Она рывком включила передачу.
— Пожалуйста.
— Это папина машина! — сердито сказала она.
— Почему ты сердишься?
— Ты глупо отвечаешь! Глупо говорят дураку.
— Но ты задаешь ненужные вопросы, девочка.
— Я спрашиваю, потому что ты не пожарник! И сейчас, нет, скоро ночь. И будет дождь. И ты будешь летать. Это плохо для меня! Очень плохо, что мне это плохо! Я правда дурак. Нет, дура.
— Но я и так лишнее говорю. Раз-гла-шаю!
— Ты дразнишь меня. Я знаю, у вас так говорят с женщиной.
— Ого! Это что-то новое. Ну, тогда держись...
— Пусти... Ой, пусти, гр-рузинский грубец!
— Во эт да! Ну, пустил. А если б не дразнил, то машина перестала быть папина? Ур-р!..
— Что ты делаешь?! Пус-сти! Я за рулем!
— Ах, Эдитка-малышка, если б ты знала, как это не по женски — такой сердитый шофер. Это не женщина — это драйвер.
— Сам драйвер! — Она резко затормозила.
— Ага, сам дурак! — захохотал он.
Вообще было забавно наблюдать, как эта милая музыкальная девушка сердится, как за рулем она превращается во вполне современно-европейскую женщину.
Он обошел машину, пока она перебиралась на правое сиденье, сел за руль, мягко, с любовью к этому делу, включил скорость и пропел, выжимая сцепление:
— Н-но, моя лошадка! Эдитка, как думаешь, твоей лошадке понравится мой ослик? Она — белая. Он — красный. В пару? Он, бедняжка-бедолажка, почти два года стоит в стойле, ему скучно: он привык бегать. Он соскучился по дороге. И по мне. Он ждет меня не дождется...

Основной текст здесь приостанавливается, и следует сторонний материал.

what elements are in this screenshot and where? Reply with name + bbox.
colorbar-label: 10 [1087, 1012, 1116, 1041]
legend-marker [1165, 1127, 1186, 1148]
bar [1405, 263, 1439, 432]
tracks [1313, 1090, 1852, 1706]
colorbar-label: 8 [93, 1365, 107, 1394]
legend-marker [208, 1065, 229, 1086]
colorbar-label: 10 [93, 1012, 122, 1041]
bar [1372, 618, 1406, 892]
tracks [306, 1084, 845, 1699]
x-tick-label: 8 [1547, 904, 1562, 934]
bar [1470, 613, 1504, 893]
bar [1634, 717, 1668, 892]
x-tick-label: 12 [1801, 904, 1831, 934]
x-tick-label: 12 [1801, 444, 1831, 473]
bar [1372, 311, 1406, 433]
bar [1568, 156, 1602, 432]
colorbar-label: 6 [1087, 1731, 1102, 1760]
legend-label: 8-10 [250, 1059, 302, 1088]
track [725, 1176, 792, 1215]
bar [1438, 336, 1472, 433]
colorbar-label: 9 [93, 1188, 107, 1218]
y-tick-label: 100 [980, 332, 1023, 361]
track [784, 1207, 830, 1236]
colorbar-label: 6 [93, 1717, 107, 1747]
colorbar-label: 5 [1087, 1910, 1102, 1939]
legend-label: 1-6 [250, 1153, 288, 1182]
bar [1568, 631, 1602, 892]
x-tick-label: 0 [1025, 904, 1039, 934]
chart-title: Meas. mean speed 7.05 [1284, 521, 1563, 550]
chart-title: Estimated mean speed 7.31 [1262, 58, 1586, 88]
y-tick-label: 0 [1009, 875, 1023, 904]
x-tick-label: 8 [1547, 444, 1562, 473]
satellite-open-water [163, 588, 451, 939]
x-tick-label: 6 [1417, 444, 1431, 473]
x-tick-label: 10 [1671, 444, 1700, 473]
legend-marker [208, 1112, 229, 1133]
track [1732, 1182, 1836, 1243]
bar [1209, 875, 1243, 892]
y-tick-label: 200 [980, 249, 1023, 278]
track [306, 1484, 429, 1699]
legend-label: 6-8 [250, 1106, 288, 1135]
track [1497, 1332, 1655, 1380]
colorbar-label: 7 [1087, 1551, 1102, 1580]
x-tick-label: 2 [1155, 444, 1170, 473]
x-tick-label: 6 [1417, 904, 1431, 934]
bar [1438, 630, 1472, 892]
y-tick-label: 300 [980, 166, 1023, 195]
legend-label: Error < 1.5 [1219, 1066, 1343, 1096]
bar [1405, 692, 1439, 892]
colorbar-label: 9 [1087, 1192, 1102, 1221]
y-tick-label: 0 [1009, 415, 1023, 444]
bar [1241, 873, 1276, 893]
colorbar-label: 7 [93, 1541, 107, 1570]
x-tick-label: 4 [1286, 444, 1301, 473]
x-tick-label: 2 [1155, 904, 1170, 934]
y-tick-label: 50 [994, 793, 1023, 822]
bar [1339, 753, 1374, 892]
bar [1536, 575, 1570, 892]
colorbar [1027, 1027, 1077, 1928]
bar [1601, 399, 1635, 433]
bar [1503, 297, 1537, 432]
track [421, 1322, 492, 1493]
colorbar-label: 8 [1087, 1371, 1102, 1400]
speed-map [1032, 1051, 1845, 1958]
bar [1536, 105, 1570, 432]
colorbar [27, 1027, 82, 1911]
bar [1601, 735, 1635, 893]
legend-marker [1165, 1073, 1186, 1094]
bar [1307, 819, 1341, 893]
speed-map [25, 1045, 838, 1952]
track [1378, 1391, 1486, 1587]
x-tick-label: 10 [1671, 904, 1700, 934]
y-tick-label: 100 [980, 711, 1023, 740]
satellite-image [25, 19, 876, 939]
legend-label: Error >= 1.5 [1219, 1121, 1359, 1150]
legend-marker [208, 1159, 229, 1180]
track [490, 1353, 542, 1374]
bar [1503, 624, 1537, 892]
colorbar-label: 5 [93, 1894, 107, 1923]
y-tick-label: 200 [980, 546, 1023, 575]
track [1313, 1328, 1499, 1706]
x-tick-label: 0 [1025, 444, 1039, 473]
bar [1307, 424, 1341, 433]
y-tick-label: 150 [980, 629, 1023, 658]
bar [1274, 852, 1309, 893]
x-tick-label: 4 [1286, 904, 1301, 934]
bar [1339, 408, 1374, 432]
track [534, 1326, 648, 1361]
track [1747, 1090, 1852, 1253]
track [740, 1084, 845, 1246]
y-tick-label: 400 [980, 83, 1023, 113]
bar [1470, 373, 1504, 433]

— Но он не твой. Ты сам говорил. От твоего папа... — Она осеклась, зажав рот ладошкой.
Он притянул ее к себе за плечи и шепнул в ухо — под золотой завиток:
— Ничего, девочка, ничего. Не страшно. Я знаю...
Шоссе с ровным тихим шорохом ложилось под колеса. Эдита затихла под его рукой.
«Да, — подумал он. — Я — счастливый человек. Очень.
Что нужно для счастья?
Найти и любить свое дело. Оно у меня есть. И, кажется, я умею его делать. И буду делать еще лучше. Значит, любовь взаимна.
Найти и любить женщину. Вот она — и я очень люблю ее. И, кажется, она тоже... Кажется? Ого! Да у нас столько этого, что не умещается в душе — а уж чего только в Душе не поместится!
Все у меня есть сейчас. Началось все. А уж остальное приложится.
Все у меня началось сейчас. У нас началось. А остальное я доделаю сам. На это меня теперь хватит. Теперь меня на все хватит. С моей любовью — на все. И с той любовью, которая всегда ждет меня там, наверху, в высоком чистом небе.
Все я смогу и сделаю теперь. Георгий, сын Нодари, счастливый человек».
...Ему двадцать раз предлагали перейти либо в политотдел, либо в гарнизонный Дом офицеров — да мало ли где может понадобиться художник! А как в армии предлагают? Сказано — и весь разговор. И остаться в летно-подъемном составе стоило ему невероятных трудов, хитростей, упрямства и доброго десятка рапортов.
Художник в армии — человек дефицитный. И потому льготный. С массой привилегий. Но он, Женька Щербак, знает, что делает. Он действительно художник, он спокойно это про себя знает и знает, что путь его будет долог и труден. А раз так, значит, надо учиться жить. Надо видеть мир! А только оттуда, с многокилометровой высоты, можно увидеть, как уходит за горизонт Солнце. И как дышит, обнимая планету, великий Океан. И плывет в рассветной дымке Земля.